SS just gave a very unfortunate example, while continuing to persist in his ignorance. It would be ok to say like "well, yes, overdid with the example", but no, persists, look what he writes even after my recommendations to try to draw the scheme of the acting forces on the ball and the fluff:

Applying Newton's law to the fluff is an example of applying the correct method to a NOT correct problem, because in the case of the fluffyou can neglect Newton's law and need toconsider other forces that determine the movement of the fluff.

What do you mean by "other forces"? The same forces act on the ball and the fluff - the force of gravity (weight) and the force of the wind flow distributed over half of the body area. So there are only 2 forces in both cases. The wind flow is the same, but the weight is thousands of times different. Construct the sum of the vectors of the applied forces and see what happens.

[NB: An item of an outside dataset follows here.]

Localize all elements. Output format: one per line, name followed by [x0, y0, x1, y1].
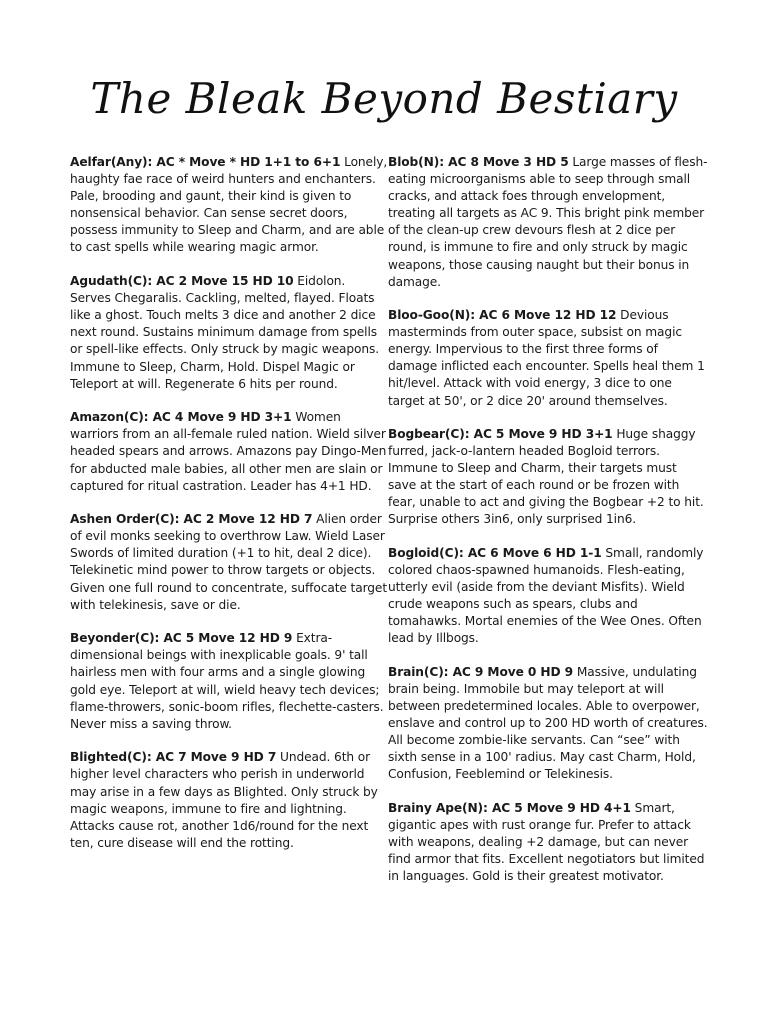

So the metaphor doesn't work for SS.

Otherwise he is right about "applying the right methods to the wrong predictors", but there is nothing very wise here, yes - the sky is blue, the sun is shining, the bus #16 passes by the house at exactly 1:07 pm... So what's next, what's the wisdom or at least practical value of this saying?

SZY. I probably have less experience in the MOE than you do, and if I say something heresy about the MOE, you are unlikely to pass by and try to help me eliminate my prejudices (I believe that you are a sympathetic person not indifferent to flagrant cases of excessive enthusiasm for stepping on the same rake). I, too, can't get past the blatant "Nyuto's powers don't work on a fluffer" bloopers.